Further, horses are prey animals whose survival depends on the ability to be very sensitive to both non-verbal communication and another’s intent, even when it is subconscious. The feedback they give in response to our body language is valuable information as we learn about how we communicate. They do not have ulterior motives when they interact. Their non-judgmental presence creates an emotionally safe learning environment, Blackmon said.

Horses have survived for thousands of years because they create an effective social hierarchy with clear rules and responsibilities ensuring safety and harmony within the herd. Observing horses as they interact is a metaphor for society, providing opportunities to explore social situations and how to successfully navigate them, she said.

Equine Facilitated Learning is a hands-on educational program that uses interaction between horses and humans for self discovery. It promotes personal growth and the development of positive social and life skills. Each equine interaction is framed to help students learn and grow.

According to data indicating that one in 68 people have autism, the need for learning social and daily living activity skills for that set of individuals alone is great.

“I have a special-needs child, which gave me the background,” said Blackmon. “Some children just need self awareness of what actions such as getting overly excited might cause. They may not understand why someone does not want to be their friend. When they see that becoming overly excited and waving their arms causes the horse to run away, but once they calm down the horse comes over, they understand better. It’s a self-learning technique. Dogs love you no matter what, but a horse reacts to you’re actions.”

The equine program serves a variety of special needs such as autism, ADD, ADHD, and other developmental delays. There are also specific curriculums for bullying and literacy programs, whether in the spectrum of developmental delays or not. The plan is to encompass all age groups and issues within the programs.

“Needs vary,” she noted. “Sometimes I want a horse that is calm and sometimes not. It’s very experiential.”

Blackmon takes a child’s individualized education program and then formulates a plan with a goal.

Students actively participate in setting their program curriculum, challenging them to assess progress based on their personal goals and objectives.

Participants are afforded the opportunity to capture concepts to be learned, practice their new skills and reflect on how they might apply what they have learned to their own social interactions and life experiences.

Each week participants explore a new concept: trust, body language, managing risk and boundaries through the eyes of their horse. As comfort and confidence levels grow, students implement new activities, building their self confidence and skill levels.

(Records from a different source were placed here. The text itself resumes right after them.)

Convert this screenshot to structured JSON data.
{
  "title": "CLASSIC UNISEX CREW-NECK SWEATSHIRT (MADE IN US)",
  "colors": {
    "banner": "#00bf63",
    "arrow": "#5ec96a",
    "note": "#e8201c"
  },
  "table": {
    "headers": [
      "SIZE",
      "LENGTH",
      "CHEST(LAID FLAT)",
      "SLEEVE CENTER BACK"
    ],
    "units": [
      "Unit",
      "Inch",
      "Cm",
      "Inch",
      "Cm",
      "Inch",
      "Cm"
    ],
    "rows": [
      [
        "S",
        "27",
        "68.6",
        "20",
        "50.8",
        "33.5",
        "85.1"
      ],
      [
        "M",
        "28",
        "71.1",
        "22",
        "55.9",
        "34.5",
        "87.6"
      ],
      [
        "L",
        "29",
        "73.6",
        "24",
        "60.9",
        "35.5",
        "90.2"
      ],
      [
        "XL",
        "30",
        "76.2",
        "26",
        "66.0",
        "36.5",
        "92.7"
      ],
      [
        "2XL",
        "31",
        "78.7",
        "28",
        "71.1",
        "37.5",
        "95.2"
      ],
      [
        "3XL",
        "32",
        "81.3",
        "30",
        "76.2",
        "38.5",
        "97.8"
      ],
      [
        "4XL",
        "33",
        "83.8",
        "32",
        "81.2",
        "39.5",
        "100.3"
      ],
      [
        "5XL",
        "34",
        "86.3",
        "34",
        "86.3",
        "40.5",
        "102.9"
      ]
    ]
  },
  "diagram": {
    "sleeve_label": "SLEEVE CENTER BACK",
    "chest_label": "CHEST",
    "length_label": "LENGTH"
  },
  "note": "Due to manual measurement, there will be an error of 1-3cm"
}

As they interact and work with the horse, they observe the behaviors and responses, develop skills, discuss and reflect.

The program is one of Alaqua’s community outreach programs, created, as many are, to address a challenge.

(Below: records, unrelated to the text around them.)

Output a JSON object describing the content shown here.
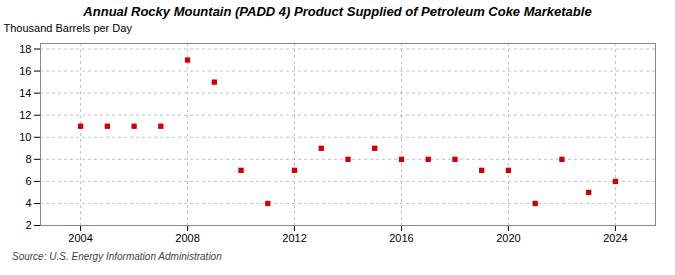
{
  "chart_data": {
    "type": "scatter",
    "title": "Annual Rocky Mountain (PADD 4) Product Supplied of Petroleum Coke Marketable",
    "ylabel": "Thousand Barrels per Day",
    "source": "Source: U.S. Energy Information Administration",
    "x": [
      2004,
      2005,
      2006,
      2007,
      2008,
      2009,
      2010,
      2011,
      2012,
      2013,
      2014,
      2015,
      2016,
      2017,
      2018,
      2019,
      2020,
      2021,
      2022,
      2023,
      2024
    ],
    "values": [
      11,
      11,
      11,
      11,
      17,
      15,
      7,
      4,
      7,
      9,
      8,
      9,
      8,
      8,
      8,
      7,
      7,
      4,
      8,
      5,
      6
    ],
    "color": "#cc0000",
    "marker": "square",
    "xlim": [
      2002.5,
      2025.5
    ],
    "xticks": [
      2004,
      2008,
      2012,
      2016,
      2020,
      2024
    ],
    "ylim": [
      2,
      18.5
    ],
    "yticks": [
      2,
      4,
      6,
      8,
      10,
      12,
      14,
      16,
      18
    ],
    "grid": true
  }
}
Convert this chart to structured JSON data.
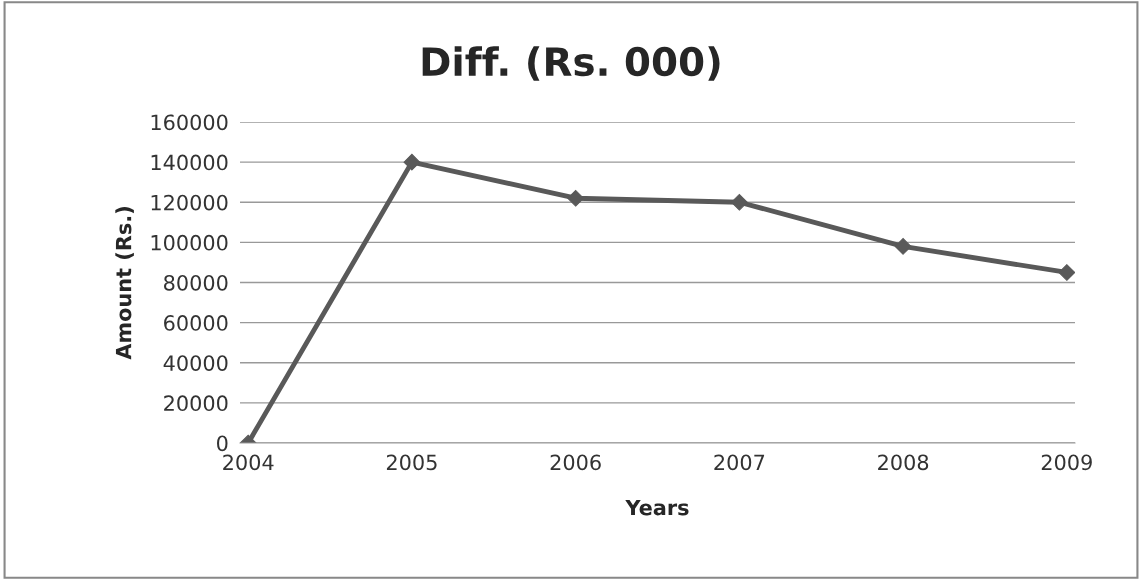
{
  "chart_data": {
    "type": "line",
    "title": "Diff. (Rs. 000)",
    "xlabel": "Years",
    "ylabel": "Amount (Rs.)",
    "categories": [
      "2004",
      "2005",
      "2006",
      "2007",
      "2008",
      "2009"
    ],
    "series": [
      {
        "color": "#595959",
        "values": [
          0,
          140000,
          122000,
          120000,
          98000,
          85000
        ]
      }
    ],
    "ylim": [
      0,
      160000
    ],
    "yticks": [
      0,
      20000,
      40000,
      60000,
      80000,
      100000,
      120000,
      140000,
      160000
    ],
    "grid": "y",
    "marker": "diamond",
    "line_style": "solid"
  }
}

“Due to the fact that we work so many animal cruelty cases and end up with horses from unknown backgrounds and ages, we often end up with many that are old and/or have special needs,” said Alaqua founder Laurie Hood. “Horses that are healthy are expensive, but some of the ones that we end up with are even more so. These horses are incredibly gentle. They will probably never be adopted. So we tried to think what can we use these horses for and benefits people? We started looking at the program and it seemed the right thing to do on so many levels.”

The program’s future is exciting as there will be a covered horse arena on Alaqua’s new property that will allow private sessions for abused children and PTSD patients.

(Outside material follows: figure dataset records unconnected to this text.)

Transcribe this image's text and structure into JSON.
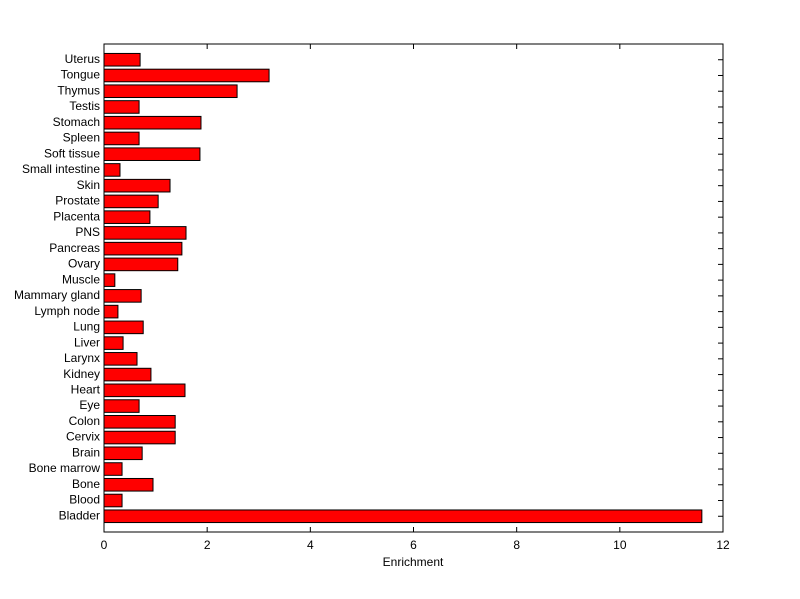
{
  "chart_data": {
    "type": "barh",
    "xlabel": "Enrichment",
    "categories": [
      "Bladder",
      "Blood",
      "Bone",
      "Bone marrow",
      "Brain",
      "Cervix",
      "Colon",
      "Eye",
      "Heart",
      "Kidney",
      "Larynx",
      "Liver",
      "Lung",
      "Lymph node",
      "Mammary gland",
      "Muscle",
      "Ovary",
      "Pancreas",
      "PNS",
      "Placenta",
      "Prostate",
      "Skin",
      "Small intestine",
      "Soft tissue",
      "Spleen",
      "Stomach",
      "Testis",
      "Thymus",
      "Tongue",
      "Uterus"
    ],
    "values": [
      11.59,
      0.35,
      0.95,
      0.35,
      0.74,
      1.38,
      1.38,
      0.68,
      1.57,
      0.91,
      0.64,
      0.37,
      0.76,
      0.27,
      0.72,
      0.21,
      1.43,
      1.51,
      1.59,
      0.89,
      1.05,
      1.28,
      0.31,
      1.86,
      0.68,
      1.88,
      0.68,
      2.58,
      3.2,
      0.7
    ],
    "color": "#ff0000",
    "xlim": [
      0,
      12
    ],
    "xticks": [
      0,
      2,
      4,
      6,
      8,
      10,
      12
    ]
  }
}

“We had the idea a few years ago and took time to look at programs,” said Hood. “We knew we had the horses, interest, and capability to make it work. One of the most memorable moments was a lady came out who had a young autistic son who never smiled. The first time they let him lead the horse, he had this huge smile across his face. There was not a dry eye. Having the courage to do that was special.”

In the future, the plan is to introduce equine facilitated psychotherapy. This program could include issues such as trauma, addiction, grief, eating disorders and PTSD, as well as others who would benefit from social, emotional, behavioral and mental health needs.

Classes are by donation for one on one outings and small groups.